Quote:
Originally Posted by julianh72
My sister has a PhD in Chemical Physics; she gets HIGHLY offended when someone "accuses" her of being a Physical Chemist!  (Although I still have trouble working out where the boundaries are - and I can't even understand the half-page abstract from her PhD Thesis.)
|
There are no boundaries or if there are they are very blurry. If your sister gets offended, she needs to lighten up. It's a blessing that she can pass for both because it means she will be accepted by and have the confidence of scientists from both major disciplines.

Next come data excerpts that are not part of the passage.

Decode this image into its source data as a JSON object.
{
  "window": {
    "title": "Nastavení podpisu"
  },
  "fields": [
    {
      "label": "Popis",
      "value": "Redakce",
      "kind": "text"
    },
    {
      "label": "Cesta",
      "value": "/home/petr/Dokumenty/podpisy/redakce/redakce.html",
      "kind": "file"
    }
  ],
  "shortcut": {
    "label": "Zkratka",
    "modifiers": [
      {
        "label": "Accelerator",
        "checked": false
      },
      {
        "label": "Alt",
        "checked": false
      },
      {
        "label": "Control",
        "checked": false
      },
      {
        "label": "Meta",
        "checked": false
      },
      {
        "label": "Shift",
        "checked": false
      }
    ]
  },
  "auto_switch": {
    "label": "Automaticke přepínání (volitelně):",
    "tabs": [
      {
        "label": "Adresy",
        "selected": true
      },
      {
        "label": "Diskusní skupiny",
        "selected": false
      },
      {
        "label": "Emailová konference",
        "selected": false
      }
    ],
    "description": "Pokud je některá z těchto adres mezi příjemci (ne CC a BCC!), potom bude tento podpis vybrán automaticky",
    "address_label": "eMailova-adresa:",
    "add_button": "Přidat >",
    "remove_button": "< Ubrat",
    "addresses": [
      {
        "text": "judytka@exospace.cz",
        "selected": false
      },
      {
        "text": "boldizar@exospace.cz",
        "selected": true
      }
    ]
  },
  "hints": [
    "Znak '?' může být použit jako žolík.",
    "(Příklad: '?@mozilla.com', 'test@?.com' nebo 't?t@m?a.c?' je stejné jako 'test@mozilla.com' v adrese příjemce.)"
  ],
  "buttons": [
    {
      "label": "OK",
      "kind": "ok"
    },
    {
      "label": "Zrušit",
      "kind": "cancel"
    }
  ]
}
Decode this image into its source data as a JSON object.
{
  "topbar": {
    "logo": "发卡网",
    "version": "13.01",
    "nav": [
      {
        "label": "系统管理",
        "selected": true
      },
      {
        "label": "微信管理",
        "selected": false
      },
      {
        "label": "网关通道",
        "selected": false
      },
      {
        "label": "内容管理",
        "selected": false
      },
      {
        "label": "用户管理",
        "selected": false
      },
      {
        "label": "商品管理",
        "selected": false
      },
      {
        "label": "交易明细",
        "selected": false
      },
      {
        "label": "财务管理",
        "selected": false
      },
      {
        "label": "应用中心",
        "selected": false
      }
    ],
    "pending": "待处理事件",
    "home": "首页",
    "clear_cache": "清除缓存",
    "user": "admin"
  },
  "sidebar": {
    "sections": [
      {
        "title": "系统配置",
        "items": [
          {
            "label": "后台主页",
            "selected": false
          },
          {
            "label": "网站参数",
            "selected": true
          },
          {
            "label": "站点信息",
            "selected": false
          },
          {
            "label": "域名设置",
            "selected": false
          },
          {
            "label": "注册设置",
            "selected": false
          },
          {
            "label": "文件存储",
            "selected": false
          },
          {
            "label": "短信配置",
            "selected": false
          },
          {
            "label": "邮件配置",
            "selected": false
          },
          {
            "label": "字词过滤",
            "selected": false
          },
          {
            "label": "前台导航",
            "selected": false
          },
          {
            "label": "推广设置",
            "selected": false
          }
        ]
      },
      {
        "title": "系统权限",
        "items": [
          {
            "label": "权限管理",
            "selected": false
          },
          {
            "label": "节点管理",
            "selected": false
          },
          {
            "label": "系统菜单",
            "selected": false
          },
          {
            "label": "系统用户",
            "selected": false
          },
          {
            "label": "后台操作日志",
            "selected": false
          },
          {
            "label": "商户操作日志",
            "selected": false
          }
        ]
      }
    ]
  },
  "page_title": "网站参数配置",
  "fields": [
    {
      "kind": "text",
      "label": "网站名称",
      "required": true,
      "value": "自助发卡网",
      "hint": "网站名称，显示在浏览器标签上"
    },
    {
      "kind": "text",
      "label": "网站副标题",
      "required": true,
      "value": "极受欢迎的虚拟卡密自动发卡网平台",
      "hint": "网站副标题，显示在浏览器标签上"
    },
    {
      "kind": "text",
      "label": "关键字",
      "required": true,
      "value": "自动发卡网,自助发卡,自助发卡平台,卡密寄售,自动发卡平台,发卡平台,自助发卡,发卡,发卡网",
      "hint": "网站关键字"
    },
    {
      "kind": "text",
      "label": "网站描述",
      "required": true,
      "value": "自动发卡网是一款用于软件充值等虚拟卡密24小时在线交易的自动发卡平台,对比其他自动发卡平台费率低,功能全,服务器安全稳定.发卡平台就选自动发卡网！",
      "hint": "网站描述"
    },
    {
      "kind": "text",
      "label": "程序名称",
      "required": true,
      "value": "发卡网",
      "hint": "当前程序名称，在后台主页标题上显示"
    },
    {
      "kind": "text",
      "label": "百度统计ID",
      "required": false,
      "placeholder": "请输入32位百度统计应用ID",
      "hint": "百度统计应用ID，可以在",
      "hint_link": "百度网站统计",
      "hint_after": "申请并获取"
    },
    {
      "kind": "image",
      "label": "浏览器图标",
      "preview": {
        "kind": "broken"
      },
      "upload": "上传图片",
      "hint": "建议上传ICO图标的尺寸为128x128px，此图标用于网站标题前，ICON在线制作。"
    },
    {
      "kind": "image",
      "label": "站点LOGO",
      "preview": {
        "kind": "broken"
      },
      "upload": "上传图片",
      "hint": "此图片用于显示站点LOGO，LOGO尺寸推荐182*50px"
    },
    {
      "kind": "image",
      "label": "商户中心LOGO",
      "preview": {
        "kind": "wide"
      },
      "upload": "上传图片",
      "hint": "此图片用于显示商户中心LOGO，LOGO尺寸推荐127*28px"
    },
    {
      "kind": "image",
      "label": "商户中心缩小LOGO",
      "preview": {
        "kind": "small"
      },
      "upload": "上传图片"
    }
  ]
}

But basically if you did your PhD in the university's chemistry department with a chemist as your main supervisor then you are a chemist who specialised in theoretical/physical chemistry. If you did it in the physics department with a physicist supervisor then you're a physicist, who specialises in applications to chemistry (most typically theoretical and computational quantum physics of atoms and molecules).
Physicist is the most malleable profession in the sciences. Many of the best chemists, biologists and biochemists started life as physicists. That includes many Nobel prize winners as well as inventors of breakthrough lifesaving drugs and vaccines. Goes back at least as far as the outstanding physicist Earnest Rutherford, who was said to have looked down on chemists and chemistry --- quote: "All science is either physics or stamp collecting" --- but the poor sod ended up receiving the Nobel Prize in Chemistry.